Dynamic Business brings you a daily rundown of the most recent business news and developments from Australia and around the world. Here’s the roundup for August 17:
Half of Victoria business want mandatory COVID-19 jabs
According to a study conducted by the state’s leading industry group, over half of Victorian businesses want mandatory COVID-19 vaccination as a condition of employment.
According to a study done last week by the Victorian Chamber of Commerce and Industry of approximately 1600 enterprises, 45 per cent of businesses favour the proposal, while another 29 per cent support compulsory vaccination for some professions.
The announcement comes after the state recorded 22 new local cases and extended its existing lockdown for another two weeks.
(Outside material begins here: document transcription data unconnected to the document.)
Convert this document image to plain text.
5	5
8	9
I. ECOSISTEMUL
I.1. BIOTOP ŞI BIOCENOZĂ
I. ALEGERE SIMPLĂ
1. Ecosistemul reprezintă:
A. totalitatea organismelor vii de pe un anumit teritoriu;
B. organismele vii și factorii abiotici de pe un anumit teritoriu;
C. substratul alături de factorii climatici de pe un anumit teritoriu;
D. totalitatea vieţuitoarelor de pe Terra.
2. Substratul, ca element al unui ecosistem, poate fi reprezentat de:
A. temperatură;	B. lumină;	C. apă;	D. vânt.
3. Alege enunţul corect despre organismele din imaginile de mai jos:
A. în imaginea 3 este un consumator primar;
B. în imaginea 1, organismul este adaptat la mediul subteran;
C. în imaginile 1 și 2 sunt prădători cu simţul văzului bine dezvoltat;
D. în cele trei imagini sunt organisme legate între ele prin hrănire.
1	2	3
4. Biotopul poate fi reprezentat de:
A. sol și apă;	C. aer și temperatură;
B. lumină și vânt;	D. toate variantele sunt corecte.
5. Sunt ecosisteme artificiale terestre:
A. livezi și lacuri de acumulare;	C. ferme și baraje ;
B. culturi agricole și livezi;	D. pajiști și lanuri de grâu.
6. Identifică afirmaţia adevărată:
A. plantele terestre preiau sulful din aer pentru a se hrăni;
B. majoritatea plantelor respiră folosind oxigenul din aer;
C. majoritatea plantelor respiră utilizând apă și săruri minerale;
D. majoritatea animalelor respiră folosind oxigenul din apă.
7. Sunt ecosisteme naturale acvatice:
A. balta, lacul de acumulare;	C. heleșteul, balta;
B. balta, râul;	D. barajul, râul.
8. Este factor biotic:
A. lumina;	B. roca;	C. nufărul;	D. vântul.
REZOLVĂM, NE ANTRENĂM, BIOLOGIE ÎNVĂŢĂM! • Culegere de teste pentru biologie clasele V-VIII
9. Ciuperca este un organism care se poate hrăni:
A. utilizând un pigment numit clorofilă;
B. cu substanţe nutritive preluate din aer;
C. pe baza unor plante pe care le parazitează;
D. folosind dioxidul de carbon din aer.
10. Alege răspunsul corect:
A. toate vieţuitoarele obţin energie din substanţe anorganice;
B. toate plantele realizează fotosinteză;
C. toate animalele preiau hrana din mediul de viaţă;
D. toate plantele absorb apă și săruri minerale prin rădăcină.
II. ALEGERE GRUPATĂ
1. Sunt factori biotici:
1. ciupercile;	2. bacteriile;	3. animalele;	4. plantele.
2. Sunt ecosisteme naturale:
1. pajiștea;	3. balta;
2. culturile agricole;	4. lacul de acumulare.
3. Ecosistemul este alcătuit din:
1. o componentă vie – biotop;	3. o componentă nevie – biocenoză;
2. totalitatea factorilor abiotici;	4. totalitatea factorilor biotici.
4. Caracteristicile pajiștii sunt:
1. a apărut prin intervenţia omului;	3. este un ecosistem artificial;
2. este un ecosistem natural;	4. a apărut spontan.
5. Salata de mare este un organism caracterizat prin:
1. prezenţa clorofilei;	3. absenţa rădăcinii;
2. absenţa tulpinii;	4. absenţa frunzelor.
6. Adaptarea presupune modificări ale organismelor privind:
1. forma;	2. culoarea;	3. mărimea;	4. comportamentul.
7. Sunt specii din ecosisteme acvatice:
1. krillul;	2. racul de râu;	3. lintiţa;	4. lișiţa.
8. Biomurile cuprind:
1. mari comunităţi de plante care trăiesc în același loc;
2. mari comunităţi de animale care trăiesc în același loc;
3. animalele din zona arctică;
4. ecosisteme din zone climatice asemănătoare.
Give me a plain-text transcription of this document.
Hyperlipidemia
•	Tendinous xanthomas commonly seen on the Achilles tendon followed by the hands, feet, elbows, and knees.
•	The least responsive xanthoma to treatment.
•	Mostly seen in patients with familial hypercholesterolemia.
CBA records increase in loan deferrals
The country’s largest bank predicts that the Delta outbreak will result in an increase in loan deferrals and cautions that businesses will want concrete answers about when lockdowns will be lifted.
The Commonwealth Bank’s retail and commercial branches have both expressed concerns about the mounting financial pressures on the economy, while more than half of the population is affected by shutdowns.
In light of the lengthy lockdowns in NSW, CBA’s retail banking chief Angus Sullivan stated that about 2000 repayment deferrals across the mortgage and personal lending were being lodged with the bank each week.
China’s steel production cuts to impact Australia’s construction business
China’s attempt to restrict steel production might have an impact on Australia’s burgeoning building industry, with increased prices hitting the crucial material used to build houses as well as supply issues.
According to sources, Beijing is also intending to levy additional duties on steel imports, which would drive up prices even higher, making many Australian importers wary of doing business with China.
It comes as Chinese businessmen seek to protect themselves from cost overruns by incorporating new clauses into contracts with Australian importers that would hold them liable for any future tariffs paid.
Sydney Airport aims to squeeze higher price from super giants
The board of Sydney Airport is attempting to extract more money from a group of investors bidding for the valued asset, rejecting a sweetened $22.8 billion offer but stating it will engage if a larger proposal is made.
However, as a sign of the target’s board’s difficult balancing act, the target’s largest shareholder, UniSuper, has increased the pressure by saying the amended bid was a reasonable offer and that the board should talk with the bidders.
U.S. opens probe into Tesla’s Autopilot after series of crashes
Following a series of collisions involving Tesla models and emergency vehicles, US auto safety officials launched a formal safety investigation into Tesla Inc’s driver assistance technology Autopilot.
Blue Origin sues U.S. government after $2.9 billion SpaceX lunar lander contract with NASA
Blue Origin, Jeff Bezos’ company, has filed a lawsuit against the United States government over NASA’s decision to award a $2.9 billion lunar landing contract to Elon Musk’s SpaceX.
India’s PM unveils $1.8 trillion plan
Prime Minister Narendra Modi unveiled a $1.83 trillion infrastructure plan. The strategy, dubbed “Gati Shakti,” aims to expand manufacturing and increase jobs, however, specifics have yet to be published.
China’s retail sales dwindle as virus rebounds
Retail sales and industrial production in China slowed in July, according to official statistics, with a rebound in COVID-19 weighing on demand and recent rains disrupting businesses. The world’s second-largest economy recovered quickly from last year’s COVID-19 pandemic, defeating the virus through mass testing and rigorous lockdowns.
However, a nationwide flare-up caused by the Delta variation has jeopardised the good news about growth by resuming localised lockdowns and imposing stringent travel restrictions.